Here's one method: From \(\displaystyle \sqrt{2\sqrt{2\sqrt{2\sqrt{2}}}}= 2^x\), square both sides: \(\displaystyle 2\sqrt{2\sqrt{2\sqrt{2}}}= 2^{2x}\). Divide both sides by 2 so \(\displaystyle \sqrt{2\sqrt{2\sqrt{2}}}= 2^{2x- 1}\).

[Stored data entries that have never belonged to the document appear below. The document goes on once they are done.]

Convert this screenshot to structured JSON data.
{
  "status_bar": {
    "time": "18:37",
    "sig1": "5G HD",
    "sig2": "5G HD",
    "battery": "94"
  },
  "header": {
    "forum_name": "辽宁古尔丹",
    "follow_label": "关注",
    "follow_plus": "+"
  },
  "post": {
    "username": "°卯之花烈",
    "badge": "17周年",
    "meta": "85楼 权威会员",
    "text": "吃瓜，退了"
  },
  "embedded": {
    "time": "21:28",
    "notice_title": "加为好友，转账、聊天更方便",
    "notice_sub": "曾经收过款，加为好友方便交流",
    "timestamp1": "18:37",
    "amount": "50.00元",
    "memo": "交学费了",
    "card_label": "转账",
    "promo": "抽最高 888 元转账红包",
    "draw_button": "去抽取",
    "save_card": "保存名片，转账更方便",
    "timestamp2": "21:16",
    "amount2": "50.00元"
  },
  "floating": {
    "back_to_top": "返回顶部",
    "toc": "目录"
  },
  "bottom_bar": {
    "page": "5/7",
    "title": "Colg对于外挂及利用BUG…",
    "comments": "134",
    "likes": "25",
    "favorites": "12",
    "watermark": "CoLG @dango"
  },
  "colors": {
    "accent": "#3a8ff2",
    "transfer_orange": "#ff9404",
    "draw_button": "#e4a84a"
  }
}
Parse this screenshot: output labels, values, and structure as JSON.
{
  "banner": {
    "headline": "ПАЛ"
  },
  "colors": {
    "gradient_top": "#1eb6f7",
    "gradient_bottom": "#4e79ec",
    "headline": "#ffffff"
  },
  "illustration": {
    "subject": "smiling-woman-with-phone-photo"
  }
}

Now square again: \(\displaystyle \sqrt{2\sqrt{2}}= 2^{2(2x- 1)}= 2^{4x- 2}\).
Again, divide by 2 to get \(\displaystyle \sqrt{2\sqrt{2}}= 2^{4x- 3}\).
Square a third time: \(\displaystyle 2\sqrt{2}= 2^{8x- 6}\).
Again, divide by 2: \(\displaystyle \sqrt{2}= 2^{8x- 7}\)
Square a fourth time: \(\displaystyle 2= 2^1= 2^{16x- 14}\) so we must have 16x- 14= 1.
Another method. Use the facts that \(\displaystyle \sqrt{a}= a^{1/2}\), that \(\displaystyle (a^p)^q= a^{pq}\) and \(\displaystyle (a^p)(a^q)= a^{p+q}\).
So \(\displaystyle 2\sqrt{2}= 2^1(2^{1/2})= 2^{3/2}\)
\(\displaystyle \sqrt{2\sqrt{2}}= (2^{3/2})^{1/2}= 2^{3/4}\)
\(\displaystyle 2\sqrt{2\sqrt{2}}= 2^1(2^{3/4})= 2^{7/4}\)
\(\displaystyle \sqrt{2\sqrt{2\sqrt{2}}}= 2^{7/8}\)
\(\displaystyle 2\sqrt{2\sqrt{2\sqrt{2}}}= 2^{15/8}\)
Finally, \(\displaystyle \sqrt{2\sqrt{2\sqrt{2\sqrt{2}}}}= 2^{15/16}\).